CEO Cynthia Garneau — on the job for only a few weeks since succeeding Yves Desjardins-Siciliano — and Board of Directors Chairman François Bertrand offered those views Tuesday during VIA’s annual public meeting.
“We’ve created a committee to supervise this project that we hope will enter it into a new phase very soon or before the end of 2019,” Bertrand said during the meeting, available here as a 52-minute webcast. The alternative to building the separate right-of-way is adding more trains on the existing Canadian National route.
“This project is complex and ambitious,” Garneau said, “and we continue to work with Transport Canada to capture its scope, to mitigate the risks.” Later, she added, “The feedback we’ve been getting is encouraging. It will be using existing infrastructure, as you know, and existing rights-of-way all the way from Quebec City to Toronto.” Still ahead are environmental analyses and “discussions with communities to look at all of the social acceptability issues.”
Bertrand and Garneau noted that revenue was up 7.4% and ridership 8% in 2018, building on an unbroken string of gains since 2014. There was continued emphasis on the corridor, which provides 95% of VIA’s ridership and which will receive new single-level cars and locomotives from Siemens. [See “VIA Rail Canada, Siemens announce deal for new corridor equipment,” Trains News Wire, Dec. 13, 2018.]

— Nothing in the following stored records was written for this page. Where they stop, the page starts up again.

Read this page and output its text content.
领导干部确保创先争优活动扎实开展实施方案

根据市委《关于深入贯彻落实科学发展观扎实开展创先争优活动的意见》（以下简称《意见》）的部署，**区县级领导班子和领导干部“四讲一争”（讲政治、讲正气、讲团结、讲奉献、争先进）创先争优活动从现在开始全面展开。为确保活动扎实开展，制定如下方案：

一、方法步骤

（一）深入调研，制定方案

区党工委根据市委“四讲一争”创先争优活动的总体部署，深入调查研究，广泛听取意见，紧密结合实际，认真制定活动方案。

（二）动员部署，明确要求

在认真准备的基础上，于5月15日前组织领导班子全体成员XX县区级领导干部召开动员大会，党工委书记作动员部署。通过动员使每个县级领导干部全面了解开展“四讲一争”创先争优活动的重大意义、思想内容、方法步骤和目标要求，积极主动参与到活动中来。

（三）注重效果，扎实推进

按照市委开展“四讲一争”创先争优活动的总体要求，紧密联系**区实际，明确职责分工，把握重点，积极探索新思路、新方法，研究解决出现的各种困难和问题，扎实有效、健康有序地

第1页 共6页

The “Top 10 questions for VIA management” session answered by VIA department heads did yield some previously undisclosed information:
— VIA “fully intends” to resume triweekly Canadian operation over its entire Toronto-Vancouver route next spring after CN capacity improvements are completed. This year, one of the round trips only operates Edmonton-Vancouver [See “VIA settles on dome deployment plan for the Canadian,” Trains News Wire, May 2, 2019].
— Though the Quebec government is working to rebuild tracks on the Gaspe peninsula, VIA intends to go all the way to the end of the line again, “as long as the tracks are safe.” No date has been set for a return to service.
— There are no plans to fill the void left by Greyhound’s departure from Western Canada, since the company does not “have the resources allocated to entertain any more services.”
— Providing additional trains in Southwest Ontario “is solely dependent on working with the infrastructure providers and intermodal partners to evaluate access” but “we don’t see the ability to add services in the short term to a region that we believe shows great potential.”